Exploring AWS Glue Part 1

This is the first in a series of exploring the AWS Glue service.

Johannes Giorgis
Acing AI
4 min readJan 18, 2021

--

There is a long list of growing applications you can use AWS Glue for. It wouldn’t be possible to cover them in one blog post, hence we will explore them in this blog series. I’ll get into the motivation of this series at the end of the article :)

Photo by Micheile Henderson on Unsplash

What is it?

From its service page, AWS Glue is a serverless data integration service that makes it easy to discover, prepare, and combine data for analytics, machine learning, and application development.

So… what does that mean exactly? Well, let’s break that down.

  • Serverless data integration service > AWS manages the underlying details while you can focus on the goodies using either the AWS Console Page OR the AWS API/SDK
  • Easy to discover, prepare, and combine > Your one-stop shop for data management in AWS’ world :)
  • analytics, machine learning, and application development > Glue can serve as the ‘source of truth’ data provider that multiple teams can rely on for their data needs.

What can you use it for?

From its service page, it lists the following use cases:

  • Build event-driven ETL (extract, transform, and load) pipelines
  • Create a unified catalog to find data across multiple data stores
  • Create, run and monitor ETL jobs without coding
  • Explore data with self-service visual data preparation
  • Build materialized views to combine and replicate data (in preview)

The last two are the most recent use cases added as of late 2020.

I have used AWS Glue several times. In my first encounter with it, we used it to create a serverless database to analyze our usage of AWS S3 as we worked to reduce our costs. In another case, as part of our reporting pipeline where it served as our data lake with the underlying data sitting on S3. Most recently, I played around with AWS Glue Studio to create a transformation job without writing any code, which was very neat.

Why does it exist?

To make AWS money of course!

Plus to help make our lives easier!

You can order the above as you see it…

Machine learning and data analytics projects are very exciting and all the rage these days. At their core, they require the same starting ingredient — data!

Managing data is difficult. Putting data from multiple systems into one coherent place where your team can access it for either reporting, analytics or machine learning purposes isn’t easy.

To better understand the value that AWS Glue provides, we need to look at what you would have done in the pre-Glue days:

Let’s keep it simple: You would have set up a server to extract data from one or multiple data sources (databases, 3rd party services via APIs, etc). Over time, the number of data sources you needed to extract from would increase along with the volume of data you were extracting. You would have to adapt your extraction code to handle this, while also maintaining your server. This adds up to a lot of work!
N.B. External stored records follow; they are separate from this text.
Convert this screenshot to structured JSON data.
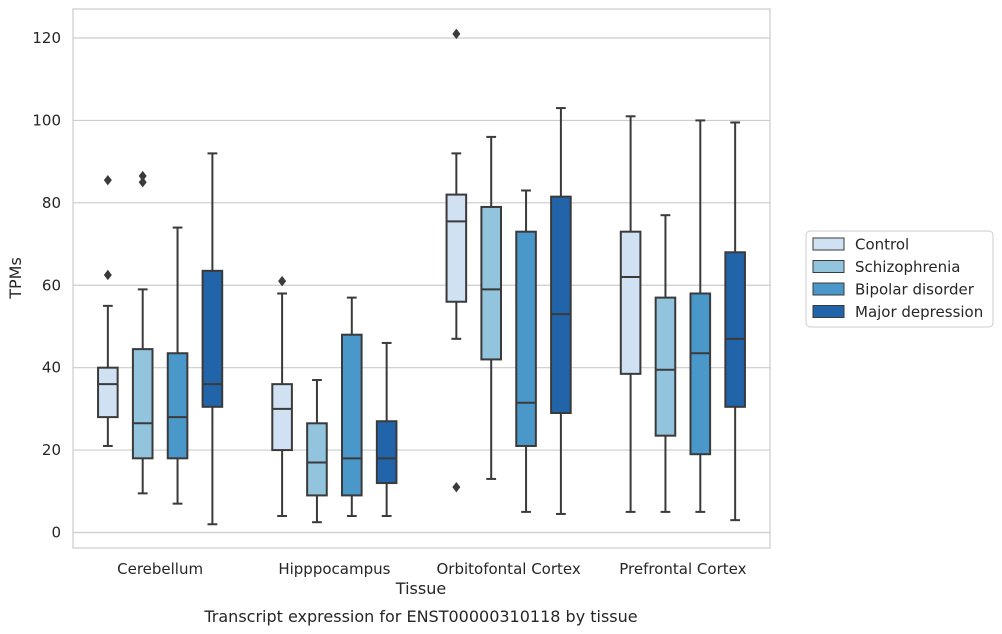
{
  "chart_data": {
    "type": "box",
    "title": "",
    "caption": "Transcript expression for ENST00000310118 by tissue",
    "xlabel": "Tissue",
    "ylabel": "TPMs",
    "ylim": [
      -4,
      127
    ],
    "yticks": [
      "0",
      "20",
      "40",
      "60",
      "80",
      "100",
      "120"
    ],
    "grid": "horizontal",
    "legend_position": "right",
    "categories": [
      "Cerebellum",
      "Hipppocampus",
      "Orbitofontal Cortex",
      "Prefrontal Cortex"
    ],
    "series": [
      {
        "name": "Control",
        "color": "#cfe1f2",
        "boxes": [
          {
            "whisker_low": 21,
            "q1": 28,
            "median": 36,
            "q3": 40,
            "whisker_high": 55,
            "outliers": [
              62.5,
              85.5
            ]
          },
          {
            "whisker_low": 4,
            "q1": 20,
            "median": 30,
            "q3": 36,
            "whisker_high": 58,
            "outliers": [
              61
            ]
          },
          {
            "whisker_low": 47,
            "q1": 56,
            "median": 75.5,
            "q3": 82,
            "whisker_high": 92,
            "outliers": [
              11,
              121
            ]
          },
          {
            "whisker_low": 5,
            "q1": 38.5,
            "median": 62,
            "q3": 73,
            "whisker_high": 101,
            "outliers": []
          }
        ]
      },
      {
        "name": "Schizophrenia",
        "color": "#93c4de",
        "boxes": [
          {
            "whisker_low": 9.5,
            "q1": 18,
            "median": 26.5,
            "q3": 44.5,
            "whisker_high": 59,
            "outliers": [
              85,
              86.5
            ]
          },
          {
            "whisker_low": 2.5,
            "q1": 9,
            "median": 17,
            "q3": 26.5,
            "whisker_high": 37,
            "outliers": []
          },
          {
            "whisker_low": 13,
            "q1": 42,
            "median": 59,
            "q3": 79,
            "whisker_high": 96,
            "outliers": []
          },
          {
            "whisker_low": 5,
            "q1": 23.5,
            "median": 39.5,
            "q3": 57,
            "whisker_high": 77,
            "outliers": []
          }
        ]
      },
      {
        "name": "Bipolar disorder",
        "color": "#4a98c9",
        "boxes": [
          {
            "whisker_low": 7,
            "q1": 18,
            "median": 28,
            "q3": 43.5,
            "whisker_high": 74,
            "outliers": []
          },
          {
            "whisker_low": 4,
            "q1": 9,
            "median": 18,
            "q3": 48,
            "whisker_high": 57,
            "outliers": []
          },
          {
            "whisker_low": 5,
            "q1": 21,
            "median": 31.5,
            "q3": 73,
            "whisker_high": 83,
            "outliers": []
          },
          {
            "whisker_low": 5,
            "q1": 19,
            "median": 43.5,
            "q3": 58,
            "whisker_high": 100,
            "outliers": []
          }
        ]
      },
      {
        "name": "Major depression",
        "color": "#2264a9",
        "boxes": [
          {
            "whisker_low": 2,
            "q1": 30.5,
            "median": 36,
            "q3": 63.5,
            "whisker_high": 92,
            "outliers": []
          },
          {
            "whisker_low": 4,
            "q1": 12,
            "median": 18,
            "q3": 27,
            "whisker_high": 46,
            "outliers": []
          },
          {
            "whisker_low": 4.5,
            "q1": 29,
            "median": 53,
            "q3": 81.5,
            "whisker_high": 103,
            "outliers": []
          },
          {
            "whisker_low": 3,
            "q1": 30.5,
            "median": 47,
            "q3": 68,
            "whisker_high": 99.5,
            "outliers": []
          }
        ]
      }
    ]
  }
}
Wouldn’t it be so nice if we could get away from managing anything except the core transformations we need to do on the data we are extracting?

How does it work?

Under the hood, AWS Glue uses other AWS services to orchestrate our ETL jobs. This involves taking care of provisioning and managing the resources that are required to run our workloads.

This solves the problem highlighted in the last section. Setting up and managing ETL infrastructure is a pain point and blocker to that exciting machine learning or data analytics project you have jumping around in your head. Being able to focus on the differentiating and exciting work because someone else is managing the underlying infrastructure is very empowering.
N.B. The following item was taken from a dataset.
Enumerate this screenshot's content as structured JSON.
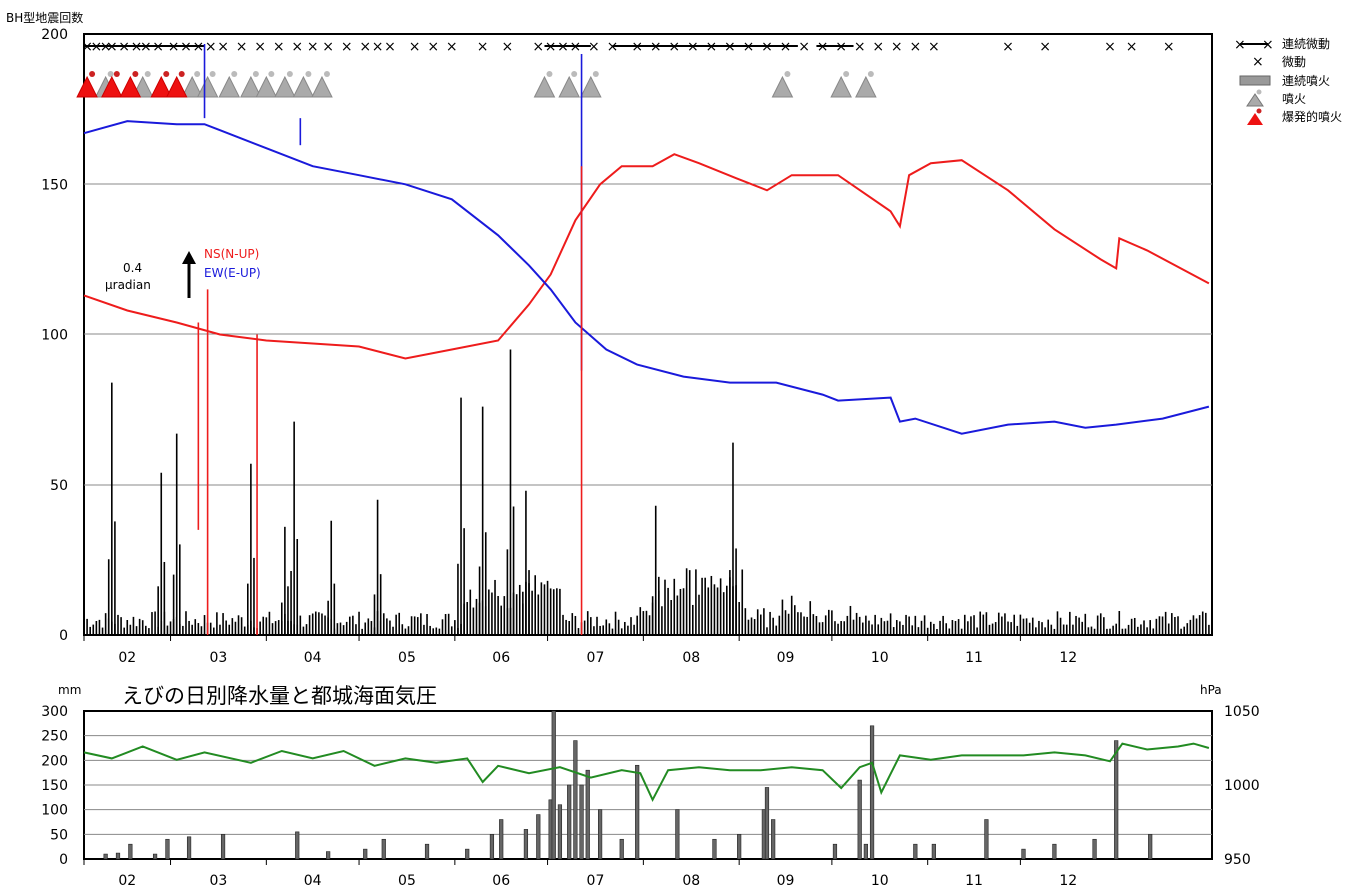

Thanks for reading! The motivation for starting this series was due to the lack of articles covering AWS Glue and AWS CDK. AWS Cloud Development Kit (CDK) is AWS’s more recent open-source project which allows us to write infrastructure-as-code in the same programming languages we use to write apps (Python, JavaScript, TypeScript, Java, .NET). Under the hood, it converts our code into AWS CloudFormation. So I wanted to explore both the capabilities of AWS Glue while taking advantage of Infrastructure as Code to create something repeatable and easily shareable. We will get our hands dirty with code and deployments in the course of this series.